Confindustria ha elaborato sue proposte nel “Progetto per l’Italia”. 1. Una riduzione Irap, aumentando le deduzioni che spettano per ogni dipendente assunto, fino a eliminare completamente il costo del lavoro dalla base imponibile Irap. Questo consentirebbe di dare una spinta competitiva alle imprese italiane, e al tempo stesso di sostenere l’occupazione. 2. Una riduzione Irpef, rafforzando la detassazione del salario di produttività e rendendola strutturale, e ridisegnando il prelievo Irpef sui redditi più bassi da lavoro dipendente, così da favorire occupazione e produttività, aumentando il reddito disponibile dei lavoratori con effetti positivi su domanda e consumi» (Andrea Bolla). [Andrea Bolla, La Stampa 14/5]
«Cerchiamo di intervenire dove lo svantaggio rispetto agli altri Paesi è più marcato: i redditi da lavoro dipendente più bassi, le imprese. Qui si viene al problema ben posto da Mario Deaglio: occorre riportare alla luce i redditi evasi.
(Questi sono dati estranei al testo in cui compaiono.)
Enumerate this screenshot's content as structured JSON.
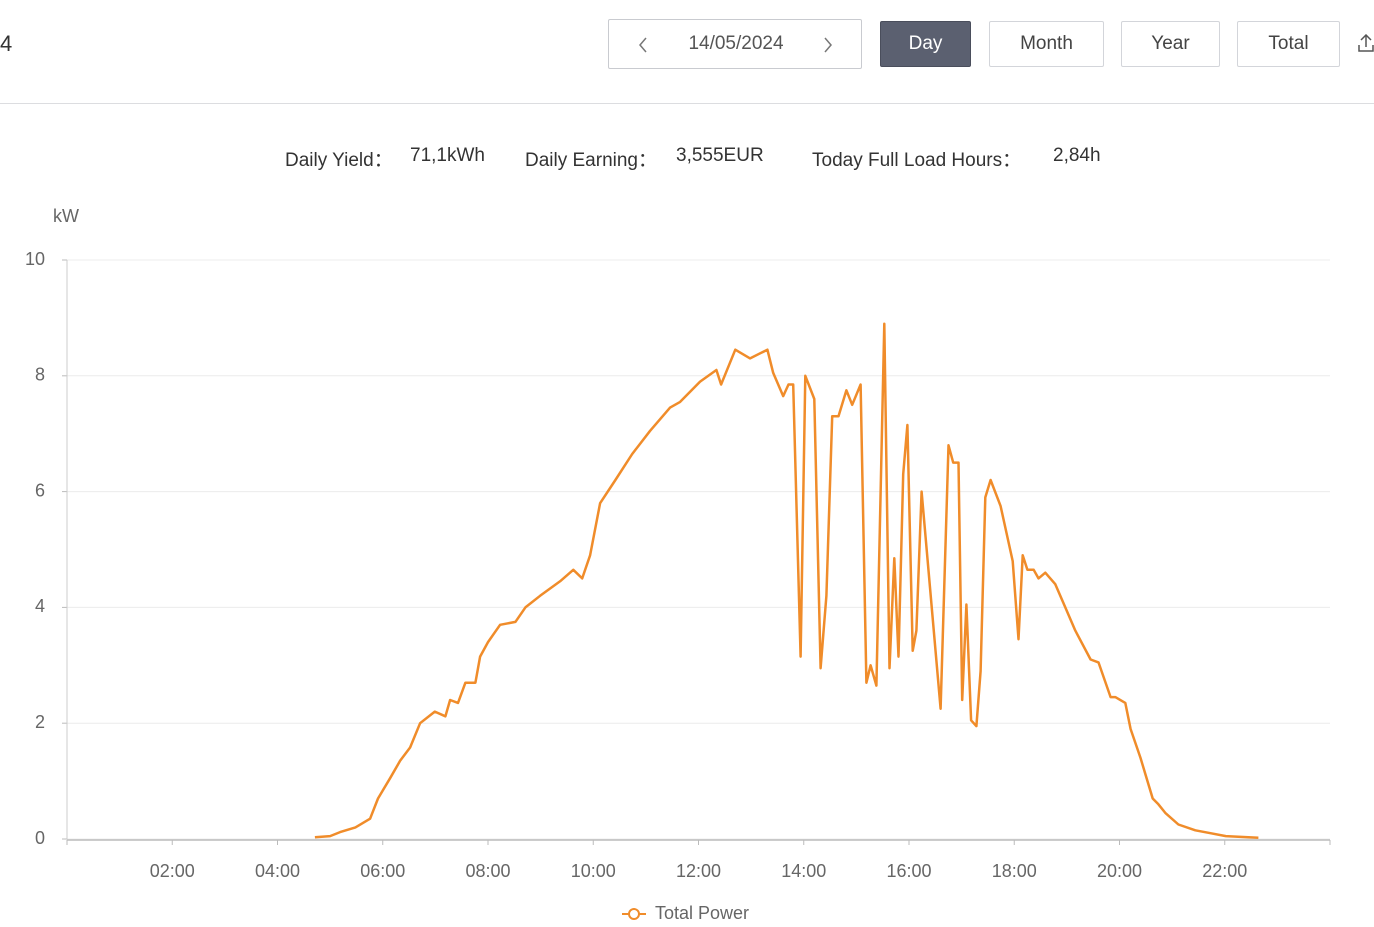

Basterebbe attingere al rapporto del Gruppo di lavoro presieduto nel 2011 da Enrico Giovannini, ora entrato a far parte del governo. Ma è possibile?» (Stefano Lepri). [Stefano Lepri, La Stampa 8/5]
Se infine, come si sente spesso affermare, il problema numero uno è l’occupazione, è possibile che le tasse su cui agire prioritariamente siano altre ancora. Alcune, come l’Ires, non si possono nemmeno nominare, perché sanno di aiuto ai «padroni», ancor oggi da molti percepiti più come sfruttatori che come creatori di posti di lavoro. (Luca Ricolfi). [Luca Ricolfi, La Stampa 17/5]
«Colpisce l’enfasi dei media sull’Iva, e la contemporanea modesta attenzione dell’opinione pubblica al Ttr (Total tax rate), ossia all’imposizione complessiva sul profitto commerciale, che in nessuno dei 34 paesi Ocse raggiunge il livello stratosferico che ha in Italia (68,3%). Eppure, a pressione fiscale costante, un aumento dell’Iva compensato da una riduzione equivalente del Ttr avrebbe effetti positivi su crescita, occupazione e bilancia dei pagamenti (l’Iva grava sulle importazioni, ma non sulle esportazioni)». (Luca Ricolfi). [Luca Ricolfi, La Stampa 5/5].
«Anche se contabilmente l’Iva finisce sui prezzi al consumo, in un periodo di bassa domanda ha meno probabilità di avere effetti inflattivi a carico della larga massa dei consumatori finali, mentre potrebbe incidere su uno o più degli anelli, a volte superflui, della catena distributiva. Ridurre i costi dei produttori con fondi provenienti dall’imposizione indiretta sui consumi, dalla quale sono esenti le esportazioni, ha un nome anche nei libri di testo: si chiama svalutazione interna e favorisce la bilancia dei pagamenti». (Franco Bruni). [Franco Bruni, La Stampa 6/5]
«E poi, provate a toccare pensioni d’oro e costi della politica (si potrebbero risparmiare 3-4 miliardi di euro). Provate a combattere davvero le false pensioni di invalidità (8-10 miliardi di euro). Provate a portare l’Iva al 25% (come i lodatissimi Paesi scandinavi). Provate a cancellare sussidi e agevolazioni a imprese e settori. E vi accorgerete che la forza dell’esistente è enorme, mentre quella del cambiamento è molto modesta» (Luca Ricolfi). [Luca Ricolfi, La Stampa 17/5].